African wild dogs (Lycaon pictus) once flourished from the mountainous areas of sub-Saharan regions to the deserts of Africa. Now endangered, these pack-living relatives of domesticated dogs still have a population in Botswana, where researchers like Neil Jordan — a research fellow at the University of New South Wales Sydney and Taronga Conservation Society Australia — study them.
While spending immersive hours of observation in the field is less common among researchers these days, Jordan and his colleagues who work with the Botswana Predator Conservation Trust (BPCT) believe this time is well spent. Such efforts often require long hours of watching resting carnivores and waiting for them to become active, such as by leaving their rest site to go hunting.
"It was during these long waits and subsequent high energy rallies that I first noticed a possible relationship between sneezing and leaving," Jordan said. "I could predict whether or not they were going to move off by listening to the number of sneezes."
To test the unorthodox theory, he and his team collected data from five packs of African wild dogs in and around the Moremi Game Reserve in the Okavango Delta from June 2014 to May 2015. VHF radio collars affixed to at least one dog in each pack allowed the scientists to track the animals.

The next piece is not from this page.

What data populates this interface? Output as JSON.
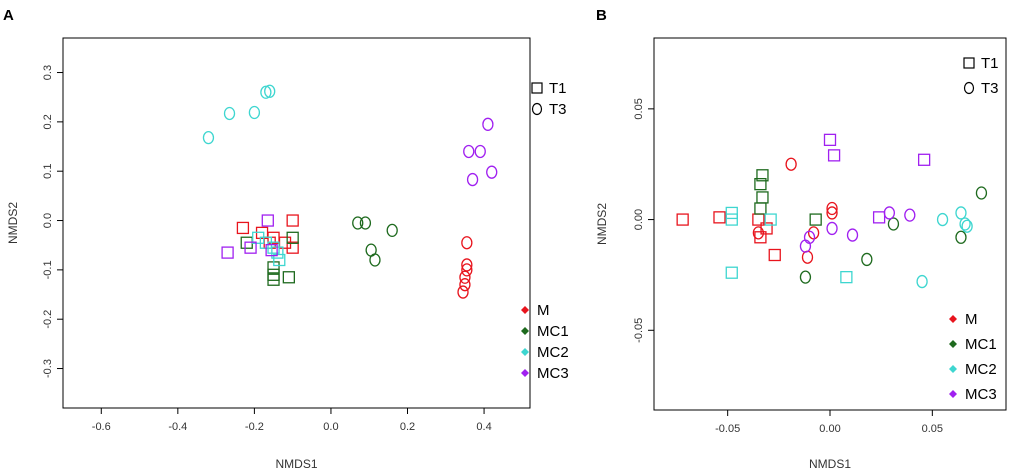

Through direct observations and video recordings, the researchers documented 68 "social rallies" that occurred among the five packs. Such rallies are the times in which these dogs interact with each other.
The researchers were amazed that the data confirmed Jordan's suspicions: the more sneezes that occurred, the more likely it was that a given pack moved off and started hunting.
"The sneeze acts like a type of voting system," Jordan said.
The findings, published in the journal Proceedings of the Royal Society B, suggest that dogs are not just simply clearing their airways when they sneeze.
Lead author Reena Walker of Brown University said there is evidence supporting that domestic dogs sneeze when they're excited or anxious. Such "unvoiced" or mechanical sounds turn out to be pervasive in dogs and other canids.
"Panting, huffing, and sneezing are signals observed in domestic dogs, coyotes, and jackals that use the exhalation or inhalation of air as a sound to convey an emotional state — messages that range from 'let's play' to 'I see an unfamiliar object' to 'I'm scared,'" Walker said.
"So, finding that sneezes are a signal utilized by African wild dogs is not out of the realm of already understood means of communication in canids," she continued, "but it is the first time we have seen a signal like a sneeze used in the context of group decision making."
Co-author Andrew King of Swansea University added that the sneezes act as a type of quorum, where the sneezes have to reach a certain threshold before the pack changes its activity.
"Quorum-like responses occur in lots of different species," King said. "For example, ants or bees use quorums when moving to new nest sites. In the case of bees, which dance to direct one another to new sites, once the number of bees at a site reaches a quorum, the bees begin an additional recruitment strategy to dancing, known as piping."
Meerkats also use quorums to "vote" by emitting moving calls before heading off to a new foraging patch. Prior research has also determined that white-faced capuchin monkeys emit trills and, if the vocalizations reach a certain threshold, the monkeys will collectively depart.
Even bacteria, King said, "use quorums to coordinate gene expression according to the density of their local population," so the process does not necessarily require substantial, if any, brain power.
For African wild dogs, the sneezing acts like democratic voting, such that each individual in a pack may participate and have a vote count. As for human voting, however, the system does not always seem fair.
The researchers noticed if the dominant male and female within each African wild dog pack sneezed, fewer additional sneezes were needed before the group left the resting site.
"However," Walker said, "if the dominant pair were not engaged, more sneezes were needed — approximately 10 — before the pack would move off."
The researchers are not yet certain if the sneezes of dominant and subdominant dogs are acoustically different. How dominance is established in a pack also remains unclear, but age appears to be a factor, with younger dogs tending to be more dominant, Jordan said.
Sneezes are surprisingly important in the animal kingdom. Among humans and many other animals, evidence suggests that sneezes — like yawns — can be contagious, a fact that was not lost on Walker, who sneezed a lot as she watched all of the African wild dog behavior videos.
Scientists are not yet sure why these behaviors are contagious, but the actions could help to safeguard against certain health threats, such as reduced oxygen or added dust in the air. They may also help to promote empathy and bonding among social animals, like humans and dogs.
"I think that there is much we still need to learn about animal communication in general, and the majority of what we do with BPCT is building this understanding to try to develop innovative signal-based tools for conservation management," Jordan said.
African wild dog survival is often threatened when conflicts occur between these animals and humans. For example, food sources at farms, such as animals raised for human consumption and more, can attract the dogs, leading to problems.
BPCT holds promise in preventing such negative encounters with its innovative Bioboundary project. The researchers have learned that the dogs use scent marks to demarcate their territories, so Jordan said they are attempting to understand and manipulate the canine behavior "by tricking them into thinking that the area is already taken" by another pack of dogs.